Kur'an-ı Kerim ve Türkçe Meali Sayfa 494
61. Ve şüphe yok ki, o (Hazreti İsa) Kıyamet için bir bilgidir. Artık o Kıyamet hususunda bir şekke düşmeyin ve bana tâbi olunuz. Bir dosdoğru yol budur.
62. Ve sakın sizi şeytan men eylemesin. Şüphe yok ki o, sizin için apaçık bir düşmandır.
63. Vaktâ ki İsa, o vazıh mûcizeler ile geldi, dedi ki: «Ben size muhakkak açık bir hikmet ile ve kendisiyle ihtilaf eder olduğunuz şeyin bazısını size beyan için geldim. Artık Allah'tan korkun ve bana itaat edin.»

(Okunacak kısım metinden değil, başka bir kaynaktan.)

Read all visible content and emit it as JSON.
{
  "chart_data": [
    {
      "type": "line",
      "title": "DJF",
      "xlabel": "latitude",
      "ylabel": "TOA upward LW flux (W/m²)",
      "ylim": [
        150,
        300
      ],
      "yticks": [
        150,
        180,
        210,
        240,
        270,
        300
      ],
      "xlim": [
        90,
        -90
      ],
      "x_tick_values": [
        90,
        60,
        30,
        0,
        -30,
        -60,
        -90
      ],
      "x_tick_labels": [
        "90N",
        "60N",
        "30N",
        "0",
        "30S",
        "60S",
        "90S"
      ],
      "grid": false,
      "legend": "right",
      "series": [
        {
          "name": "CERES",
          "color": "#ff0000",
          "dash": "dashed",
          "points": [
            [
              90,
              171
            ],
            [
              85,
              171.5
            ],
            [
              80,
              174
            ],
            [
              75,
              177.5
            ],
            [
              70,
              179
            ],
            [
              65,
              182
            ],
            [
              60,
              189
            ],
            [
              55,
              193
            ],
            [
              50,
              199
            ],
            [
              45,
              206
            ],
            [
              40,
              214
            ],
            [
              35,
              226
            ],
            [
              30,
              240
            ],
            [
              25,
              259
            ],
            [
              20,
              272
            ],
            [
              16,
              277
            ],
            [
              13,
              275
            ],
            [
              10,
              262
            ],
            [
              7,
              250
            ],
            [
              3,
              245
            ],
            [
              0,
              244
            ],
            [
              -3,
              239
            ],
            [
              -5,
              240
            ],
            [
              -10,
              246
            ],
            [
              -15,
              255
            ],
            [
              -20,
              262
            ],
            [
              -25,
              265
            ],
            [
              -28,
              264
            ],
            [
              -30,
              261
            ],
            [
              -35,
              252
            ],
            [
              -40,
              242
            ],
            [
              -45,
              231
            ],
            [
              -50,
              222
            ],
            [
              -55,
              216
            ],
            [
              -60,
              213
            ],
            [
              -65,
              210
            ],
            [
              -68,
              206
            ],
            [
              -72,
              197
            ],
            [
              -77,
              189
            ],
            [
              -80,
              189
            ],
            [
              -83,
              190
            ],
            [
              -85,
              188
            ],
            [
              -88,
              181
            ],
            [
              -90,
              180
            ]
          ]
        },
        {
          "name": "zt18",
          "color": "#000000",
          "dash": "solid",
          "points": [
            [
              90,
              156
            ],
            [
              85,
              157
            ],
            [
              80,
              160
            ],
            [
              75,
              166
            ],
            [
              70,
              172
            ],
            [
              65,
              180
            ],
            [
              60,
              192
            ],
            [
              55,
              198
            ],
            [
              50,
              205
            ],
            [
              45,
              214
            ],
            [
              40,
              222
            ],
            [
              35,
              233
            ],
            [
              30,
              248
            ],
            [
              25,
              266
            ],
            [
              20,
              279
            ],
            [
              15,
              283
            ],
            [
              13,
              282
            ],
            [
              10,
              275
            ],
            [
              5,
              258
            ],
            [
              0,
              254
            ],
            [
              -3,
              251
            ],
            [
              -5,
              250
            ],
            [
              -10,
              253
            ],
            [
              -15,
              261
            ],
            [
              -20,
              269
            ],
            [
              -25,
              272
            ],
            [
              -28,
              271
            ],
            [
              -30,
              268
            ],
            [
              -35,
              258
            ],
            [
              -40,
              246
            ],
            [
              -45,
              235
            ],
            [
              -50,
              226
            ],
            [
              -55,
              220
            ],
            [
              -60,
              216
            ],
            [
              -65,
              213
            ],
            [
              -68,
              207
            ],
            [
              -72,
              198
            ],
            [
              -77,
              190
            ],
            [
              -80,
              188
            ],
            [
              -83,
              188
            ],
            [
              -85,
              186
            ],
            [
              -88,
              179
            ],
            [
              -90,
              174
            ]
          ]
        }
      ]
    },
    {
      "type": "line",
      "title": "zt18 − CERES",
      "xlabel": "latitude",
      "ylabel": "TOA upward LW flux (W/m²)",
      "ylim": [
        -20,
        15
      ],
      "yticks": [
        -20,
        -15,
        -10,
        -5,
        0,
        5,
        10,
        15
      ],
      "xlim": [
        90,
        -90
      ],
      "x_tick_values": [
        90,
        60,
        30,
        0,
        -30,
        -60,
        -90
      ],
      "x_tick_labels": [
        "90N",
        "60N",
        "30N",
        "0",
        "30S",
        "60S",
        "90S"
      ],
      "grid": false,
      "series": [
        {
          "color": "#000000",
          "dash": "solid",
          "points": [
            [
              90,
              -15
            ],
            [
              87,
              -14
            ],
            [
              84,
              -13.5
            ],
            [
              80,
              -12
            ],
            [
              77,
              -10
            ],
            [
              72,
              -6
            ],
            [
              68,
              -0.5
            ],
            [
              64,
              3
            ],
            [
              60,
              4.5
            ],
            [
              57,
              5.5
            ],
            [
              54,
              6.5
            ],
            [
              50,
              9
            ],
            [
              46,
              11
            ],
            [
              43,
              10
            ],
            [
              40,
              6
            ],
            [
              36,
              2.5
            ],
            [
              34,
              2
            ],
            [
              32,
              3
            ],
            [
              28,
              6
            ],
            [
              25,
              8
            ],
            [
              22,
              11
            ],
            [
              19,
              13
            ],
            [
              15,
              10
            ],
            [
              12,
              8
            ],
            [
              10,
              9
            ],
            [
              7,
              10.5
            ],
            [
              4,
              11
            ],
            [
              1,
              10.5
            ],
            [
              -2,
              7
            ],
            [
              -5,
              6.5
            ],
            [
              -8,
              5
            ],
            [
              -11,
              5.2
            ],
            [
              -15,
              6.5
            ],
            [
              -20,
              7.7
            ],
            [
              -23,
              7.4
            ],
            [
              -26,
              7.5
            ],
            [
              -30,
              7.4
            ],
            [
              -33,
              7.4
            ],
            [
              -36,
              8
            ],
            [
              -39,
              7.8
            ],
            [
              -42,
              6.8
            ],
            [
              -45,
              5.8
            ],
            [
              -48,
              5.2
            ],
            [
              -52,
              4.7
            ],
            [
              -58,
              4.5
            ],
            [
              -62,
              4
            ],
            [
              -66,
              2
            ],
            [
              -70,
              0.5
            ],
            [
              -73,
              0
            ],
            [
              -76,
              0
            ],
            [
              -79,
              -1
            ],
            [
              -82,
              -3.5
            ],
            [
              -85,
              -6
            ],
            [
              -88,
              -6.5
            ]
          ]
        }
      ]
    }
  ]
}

64. «Şüphe yok ki Allah, O benim Rabbimdir ve sizin Rabbinizdir. Hemen O'na ibadet ediniz. İşte bu, dosdoğru yoldur.»
65. Sonra o tâifeler kendi aralarında ihtilafa düştüler. Artık vay acıklı günün azabından o zulmetmiş olanlara!
66. Onlar, kendilerine farkında olmadıkları halde ansızın gelecek olan o saatten başkasını mı gözlüyorlar?
67. O gün dostların bazıları bazısı için düşmandır. Muttakîler müstesna.
68. «Ey kullarım! Sizin üzerinize bugün hiçbir korku yoktur ve siz mahsun olacaklar da değilsiniz.
69. Öyle kullar ki, Bizim âyetlerimize imân ettiler ve müslüman oldular.
70. Siz de zevceleriniz de meserretler içinde olduğunuz halde cennete giriniz.»
71. Onların üzerine altundan tepsiler ile ve destiler ile dolaşır ve orada canların hoşlanacağı ve gözlerin lezzet alacağı şeyler vardır ve siz orada ebedîyyen kalıcılarsınız.
72. Ve işte bu o cennetlerdir ki, yapar olduğunuz şeylerden dolayı ona varis kılınmış oldunuz.
73. Sizin için burada birçok meyveler vardır, onlardan yiyeceksinizdir.